4.8. Quantitative Real-Time (qRT)-PCR Analysis

Total RNA was extracted using TRlzol^® reagent (Life Technologies, Grand Island, NY, USA) according to the manufacturer’s instructions. qRT-PCR was carried performed using an AB7500 real-time PCR instrument (Applied Biosystems, Foster City, CA, USA). Reactions were carried out using AceQ qPCR SYBR Green Master Mix (Vazyme Biotech Co., Ltd., Nanjing, China). The PCR primers used as the following: GADD45a: forward, 5′-TGCGAGAACGACATCAACAT3-3′, reverse, 5′-GAATAAACAAAAACGGCCCT-3′; β-actin: forward, 5′-CGGGAAATCGTGCGTGAC-3′, reverse, 5′-CAGGAAGGAAGGCTGGAA GAG-3′. qRT-PCR was performed using a Chromo 4™ instrument (Bio-Rad) and the cycling conditions used were as follows: 95 °C for 10 min; 40 cycles of 95 °C for 15 s, 60 °C for 1 min, and 72 °C for 40 s. All reactions were conducted in triplicate. The fold change in gene expression was calculated using 2^−ΔΔCt after normalizing to the expression level of β-actin.

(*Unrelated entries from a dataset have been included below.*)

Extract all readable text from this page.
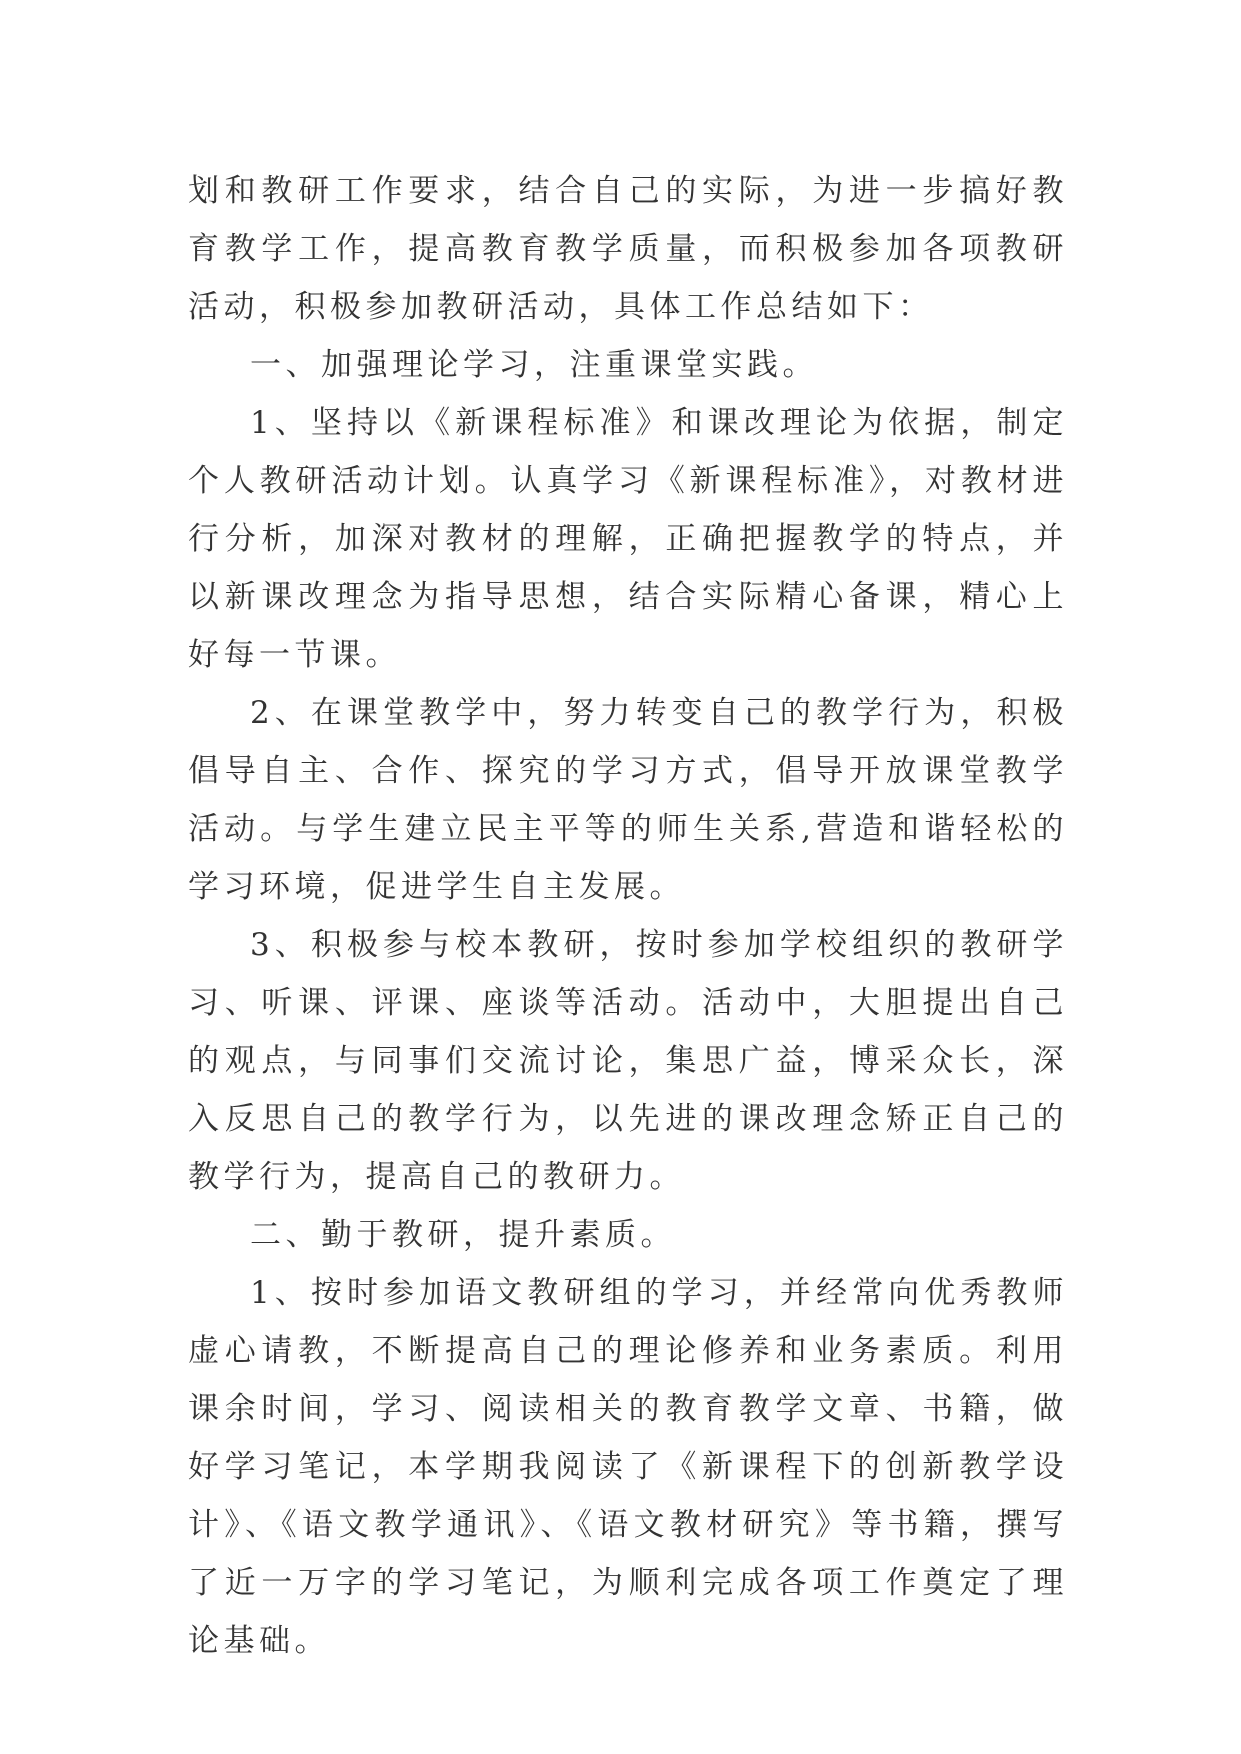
划和教研工作要求，结合自己的实际，为进一步搞好教育教学工作，提高教育教学质量，而积极参加各项教研活动，积极参加教研活动，具体工作总结如下：

一、加强理论学习，注重课堂实践。

1、坚持以《新课程标准》和课改理论为依据，制定个人教研活动计划。认真学习《新课程标准》，对教材进行分析，加深对教材的理解，正确把握教学的特点，并以新课改理念为指导思想，结合实际精心备课，精心上好每一节课。

2、在课堂教学中，努力转变自己的教学行为，积极倡导自主、合作、探究的学习方式，倡导开放课堂教学活动。与学生建立民主平等的师生关系,营造和谐轻松的学习环境，促进学生自主发展。

3、积极参与校本教研，按时参加学校组织的教研学习、听课、评课、座谈等活动。活动中，大胆提出自己的观点，与同事们交流讨论，集思广益，博采众长，深入反思自己的教学行为，以先进的课改理念矫正自己的教学行为，提高自己的教研力。

二、勤于教研，提升素质。

1、按时参加语文教研组的学习，并经常向优秀教师虚心请教，不断提高自己的理论修养和业务素质。利用课余时间，学习、阅读相关的教育教学文章、书籍，做好学习笔记，本学期我阅读了《新课程下的创新教学设计》、《语文教学通讯》、《语文教材研究》等书籍，撰写了近一万字的学习笔记，为顺利完成各项工作奠定了理论基础。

4.9. Measurement of Intracellular ROS Generation

The intracellular ROS was measured with cell-permeant probe DCFH-DA. Cells were pre-treated with NAC (10 mM) for 2 h and then co-treated with olaquindox for 24 h and then incubated with 10 μM DCFH-DA for 30 min at 37 °C in the dark prior to harvest, and then washed with PBS twice. The fluorescence intensity of the cells was observed by fluorescent microscope.

4.10. Measurement of Apoptosis

Cell apoptosis was measured using Hoechst 33342 staining. In brief, HepG2 cells (1 × 10⁵) were cultured on 6-well culture plates and pretreated with SP600125 or SB203580 for 1 h at 37 °C. After that, the cells were washed with PBS twice and treated with olaquindox at 400 µg/mL for additional 24 h. Cells in the negative control group were treated with 0.1% DMSO for 1 h. For Hoechst 33342 staining, the treated HepG2 cells were stained with 1 µg/mL Hoechst 33342 (Vigorous Biotechnology, Beijing, China) for 20 min in the dark, then observed under a fluorescence microscope (Leica Microsystems).

4.11. Statistic Analysis

All data are expressed as the mean ± standard deviation (SD) at least three independent experiments. Figures were performed by Graph Pad Prism 5.0 (GraphPad Software, Inc., La Jolla, CA, USA). The data of control and treatment groups were analyzed with one way analysis of variance (ANOVA), followed by the LSD post hoc test (SPSS 17.0, Chicago, IL, USA). The level of p < 0.05 was considered as significant.